WATCH | LeafedIn.org wants to give users the best networking platforms for all members of the cannabis community.
There are services Weedmaps, Leafly and other map-based apps that have emerged help pot-seekers find the perfect strain at a dispensary.
Now there's an app that wants to help you expand your cannabis network and meet other weed consumers and distributors, big or small.
"Whether you're an individual vendor, looking for employment, a consumer, a medical patient, a recreational user looking for product," LeafedIn.org has got you covered, says founder John Khainson, 28.
How LeafedIn.org differs from the rest
The months-old app bills itself as the "world's first peer 2 peer network," allowing users to connect to other users in the area, whether they're workers, employers, buyers or vendors.
Khainson says other products in the market connects businesses to consumers, whereas his mission is to "create a community."
The app, available on iOS and Android, allows users to message other users to arrange transactions or simply talk.
About the founder
Before shifting his focus full-time to LeafedIn.org, Khainson, who lives in southern California, used to be a product manager in the financial and technology sector.
"About two years ago," he said, "I started getting the idea for LeafedIn because I saw that were reaching a point where the nation as a whole was telling us that, 'Look, we are okay with marijuana.'"
So he gathered his savings and launched LeafedIn.org.

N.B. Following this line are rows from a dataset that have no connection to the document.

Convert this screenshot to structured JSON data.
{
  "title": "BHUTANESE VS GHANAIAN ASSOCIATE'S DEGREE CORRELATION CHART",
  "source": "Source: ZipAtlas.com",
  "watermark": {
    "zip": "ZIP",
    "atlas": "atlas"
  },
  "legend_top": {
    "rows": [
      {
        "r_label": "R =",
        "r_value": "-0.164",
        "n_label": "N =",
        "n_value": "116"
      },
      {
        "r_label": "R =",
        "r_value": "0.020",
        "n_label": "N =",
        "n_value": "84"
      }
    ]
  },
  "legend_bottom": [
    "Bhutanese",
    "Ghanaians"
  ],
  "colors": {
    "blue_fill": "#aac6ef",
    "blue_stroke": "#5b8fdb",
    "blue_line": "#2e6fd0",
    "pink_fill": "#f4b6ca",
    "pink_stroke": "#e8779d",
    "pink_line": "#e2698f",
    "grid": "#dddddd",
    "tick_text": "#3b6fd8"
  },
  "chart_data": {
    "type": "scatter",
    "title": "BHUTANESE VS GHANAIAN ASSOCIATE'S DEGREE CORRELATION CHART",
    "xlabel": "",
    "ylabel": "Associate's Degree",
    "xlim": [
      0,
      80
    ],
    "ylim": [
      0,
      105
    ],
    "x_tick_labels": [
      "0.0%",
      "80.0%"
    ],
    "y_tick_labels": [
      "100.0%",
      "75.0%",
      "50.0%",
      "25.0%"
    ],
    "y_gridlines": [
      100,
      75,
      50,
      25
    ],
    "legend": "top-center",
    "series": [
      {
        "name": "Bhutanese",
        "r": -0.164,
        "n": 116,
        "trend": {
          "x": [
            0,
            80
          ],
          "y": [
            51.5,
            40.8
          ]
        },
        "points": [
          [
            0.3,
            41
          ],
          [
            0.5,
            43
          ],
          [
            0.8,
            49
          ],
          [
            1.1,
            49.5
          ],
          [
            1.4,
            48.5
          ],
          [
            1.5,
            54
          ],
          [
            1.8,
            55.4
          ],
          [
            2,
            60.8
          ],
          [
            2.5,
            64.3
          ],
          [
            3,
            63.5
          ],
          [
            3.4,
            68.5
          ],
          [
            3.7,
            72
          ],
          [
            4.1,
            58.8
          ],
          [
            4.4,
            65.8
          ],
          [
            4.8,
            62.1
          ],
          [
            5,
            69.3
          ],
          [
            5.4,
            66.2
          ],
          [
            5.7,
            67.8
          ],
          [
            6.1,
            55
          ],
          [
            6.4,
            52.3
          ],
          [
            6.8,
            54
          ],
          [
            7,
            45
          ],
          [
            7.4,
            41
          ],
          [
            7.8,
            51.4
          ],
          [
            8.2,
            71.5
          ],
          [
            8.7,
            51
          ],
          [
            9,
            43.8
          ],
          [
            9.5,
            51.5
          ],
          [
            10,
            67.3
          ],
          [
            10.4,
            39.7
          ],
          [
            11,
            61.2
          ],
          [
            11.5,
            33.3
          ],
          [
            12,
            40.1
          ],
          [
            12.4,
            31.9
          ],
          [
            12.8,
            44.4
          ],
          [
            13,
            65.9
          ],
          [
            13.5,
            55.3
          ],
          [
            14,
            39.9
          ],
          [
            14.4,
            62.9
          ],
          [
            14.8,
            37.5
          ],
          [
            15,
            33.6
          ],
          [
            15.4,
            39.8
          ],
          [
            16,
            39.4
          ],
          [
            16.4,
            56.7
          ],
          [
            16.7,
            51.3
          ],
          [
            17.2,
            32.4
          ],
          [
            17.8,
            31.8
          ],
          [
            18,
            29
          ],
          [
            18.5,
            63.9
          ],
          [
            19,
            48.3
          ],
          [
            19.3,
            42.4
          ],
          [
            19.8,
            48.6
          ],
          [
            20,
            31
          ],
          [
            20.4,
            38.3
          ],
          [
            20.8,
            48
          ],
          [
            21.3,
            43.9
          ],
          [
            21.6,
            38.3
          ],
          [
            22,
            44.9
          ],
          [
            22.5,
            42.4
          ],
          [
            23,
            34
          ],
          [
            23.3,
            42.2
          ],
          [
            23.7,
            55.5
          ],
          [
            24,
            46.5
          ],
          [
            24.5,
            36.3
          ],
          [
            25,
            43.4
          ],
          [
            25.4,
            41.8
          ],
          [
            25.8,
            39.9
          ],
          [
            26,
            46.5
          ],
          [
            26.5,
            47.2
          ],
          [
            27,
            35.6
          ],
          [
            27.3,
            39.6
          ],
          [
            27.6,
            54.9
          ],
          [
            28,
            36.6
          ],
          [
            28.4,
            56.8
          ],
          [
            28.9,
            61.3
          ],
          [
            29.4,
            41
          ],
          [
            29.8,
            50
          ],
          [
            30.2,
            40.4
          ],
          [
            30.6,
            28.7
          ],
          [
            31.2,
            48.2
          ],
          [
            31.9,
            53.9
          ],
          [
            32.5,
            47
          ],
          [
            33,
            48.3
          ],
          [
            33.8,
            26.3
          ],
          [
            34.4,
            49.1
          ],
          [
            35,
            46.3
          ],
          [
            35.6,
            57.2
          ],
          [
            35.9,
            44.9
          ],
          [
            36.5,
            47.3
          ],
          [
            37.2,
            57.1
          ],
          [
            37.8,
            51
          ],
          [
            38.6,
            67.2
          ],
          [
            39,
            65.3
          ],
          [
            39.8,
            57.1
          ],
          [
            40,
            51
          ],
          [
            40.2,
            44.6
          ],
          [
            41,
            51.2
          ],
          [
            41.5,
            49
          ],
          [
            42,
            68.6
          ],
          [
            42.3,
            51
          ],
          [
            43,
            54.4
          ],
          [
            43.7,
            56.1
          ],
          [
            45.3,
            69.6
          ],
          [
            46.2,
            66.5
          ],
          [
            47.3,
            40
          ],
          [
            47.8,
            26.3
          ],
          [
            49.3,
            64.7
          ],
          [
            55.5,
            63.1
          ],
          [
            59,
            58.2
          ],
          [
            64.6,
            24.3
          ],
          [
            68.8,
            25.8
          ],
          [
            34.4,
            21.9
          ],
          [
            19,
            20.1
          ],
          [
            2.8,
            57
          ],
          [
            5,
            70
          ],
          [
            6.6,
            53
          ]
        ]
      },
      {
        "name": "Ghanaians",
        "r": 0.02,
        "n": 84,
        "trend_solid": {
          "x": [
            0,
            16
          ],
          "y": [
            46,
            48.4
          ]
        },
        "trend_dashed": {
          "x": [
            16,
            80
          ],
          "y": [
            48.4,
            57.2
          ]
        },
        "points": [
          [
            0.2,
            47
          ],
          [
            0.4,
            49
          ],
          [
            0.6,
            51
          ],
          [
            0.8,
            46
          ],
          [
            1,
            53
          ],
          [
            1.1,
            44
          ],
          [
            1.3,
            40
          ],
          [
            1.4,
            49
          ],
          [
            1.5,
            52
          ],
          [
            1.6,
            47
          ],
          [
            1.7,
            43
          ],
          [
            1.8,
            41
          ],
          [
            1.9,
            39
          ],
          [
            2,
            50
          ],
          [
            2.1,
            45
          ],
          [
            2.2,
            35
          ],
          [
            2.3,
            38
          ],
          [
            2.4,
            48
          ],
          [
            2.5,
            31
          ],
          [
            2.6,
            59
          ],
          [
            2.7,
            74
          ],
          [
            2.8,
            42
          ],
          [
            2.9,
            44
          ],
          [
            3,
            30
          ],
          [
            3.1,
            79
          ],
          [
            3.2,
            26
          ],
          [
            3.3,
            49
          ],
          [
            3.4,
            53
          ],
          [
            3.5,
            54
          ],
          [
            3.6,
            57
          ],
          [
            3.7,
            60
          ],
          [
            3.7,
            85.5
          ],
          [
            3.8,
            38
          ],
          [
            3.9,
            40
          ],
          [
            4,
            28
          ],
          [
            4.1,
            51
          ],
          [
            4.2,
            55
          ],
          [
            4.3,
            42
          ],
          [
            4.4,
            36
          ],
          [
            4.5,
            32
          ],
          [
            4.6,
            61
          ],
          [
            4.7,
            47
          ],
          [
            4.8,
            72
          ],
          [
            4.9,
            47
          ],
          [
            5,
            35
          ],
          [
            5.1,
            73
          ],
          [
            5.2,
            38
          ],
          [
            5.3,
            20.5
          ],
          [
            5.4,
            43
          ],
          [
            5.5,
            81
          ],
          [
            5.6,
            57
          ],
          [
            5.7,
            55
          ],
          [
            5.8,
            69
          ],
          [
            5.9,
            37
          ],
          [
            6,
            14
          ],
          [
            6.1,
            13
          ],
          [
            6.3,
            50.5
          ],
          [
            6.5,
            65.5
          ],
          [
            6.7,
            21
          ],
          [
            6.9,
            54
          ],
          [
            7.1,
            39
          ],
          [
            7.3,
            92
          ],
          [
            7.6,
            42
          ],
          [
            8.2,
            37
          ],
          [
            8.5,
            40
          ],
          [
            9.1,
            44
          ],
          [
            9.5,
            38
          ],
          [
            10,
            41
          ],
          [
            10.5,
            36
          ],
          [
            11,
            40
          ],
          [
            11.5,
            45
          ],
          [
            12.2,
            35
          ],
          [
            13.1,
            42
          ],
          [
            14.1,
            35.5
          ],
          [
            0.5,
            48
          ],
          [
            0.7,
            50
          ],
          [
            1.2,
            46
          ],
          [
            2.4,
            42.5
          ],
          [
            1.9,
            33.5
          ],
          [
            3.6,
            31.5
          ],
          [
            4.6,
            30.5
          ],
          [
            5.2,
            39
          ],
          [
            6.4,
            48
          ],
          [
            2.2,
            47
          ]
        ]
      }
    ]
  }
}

Khainson, who was born in Russia and immigrated to the United States when he was as a child, says that at the beginning of LeafedIn.org, it was "just me."
Is it legal?
Pot is legal to some extent in at least 26 states nationwide, but the laws around cannabis consumption are still being written, so it's tricky for any entrepreneur entering the space, but Khainson says he's "100 percent sure" LeafedIn.org is legal. Khainson likens the nature of his app to Craigslist.
The big thing I have to say is we're just a networking solution. We don't facilitate transaction. We don't take fees off any transactions,
On the app and on the desktop version, you can see buyers, workers, vendors and employers. Khainson says most of the users right now are "buyers," but experts in the industry say the "employers" feature shows promise.
"Employers often complain that they have a very difficult time finding qualified candidates" said Chris Walsh, editorial director of Marijuana Business Daily, a marijuana news outlet.
"There are several cannabis-focused job sites," Walsh said, "but most aren’t very comprehensive and no clear-cut dominant player has emerged."
"They get inundated with queries from people that simply want to work in the marijuana industry but don’t have any relevant skills."
Each pin on a map is accompanied by a detail card listing information like "average rating," "distance" and even lists "premium vendors."
This is how LeafedIn.org makes money. The app is free to download, but it does "monetize certain add-on services for vendors, certain visibility services."
Khainson wants avoid banner ads as long as he can because he thinks it interferes with the trust users should have for the product.
Comparisons to LinkedIn
LeafedIn.org sounds a lot like that other job networking site, LinkedIn.
While the U.S. Trademark and Patent Office did approve the "Leafedin.org" trademark for publication, LinkedIn decided to opposed it.
A spokesperson for LinkedIn said the company does not comment on "pending legal matters."
Khainson said he believes he has "the right to this trademark."
Instead of being a networking app, now they can have this notion of a LeafedIn community.
Khainson says his app is "more than just a map," or a place to find a job. It's a "community" for consumers to connect with one another.
What's next for LeafedIn.org
Khainson has big plans for the company he started less than a year ago.
He recently launched Marijuana Creative, a consulting firm for marijuana businesses, small or large. When he launched LeafedIn.org, it was just him. Now he has a team of three people working with him.
"It's as much about being a business as it is being a way for marijuana activism to move forward."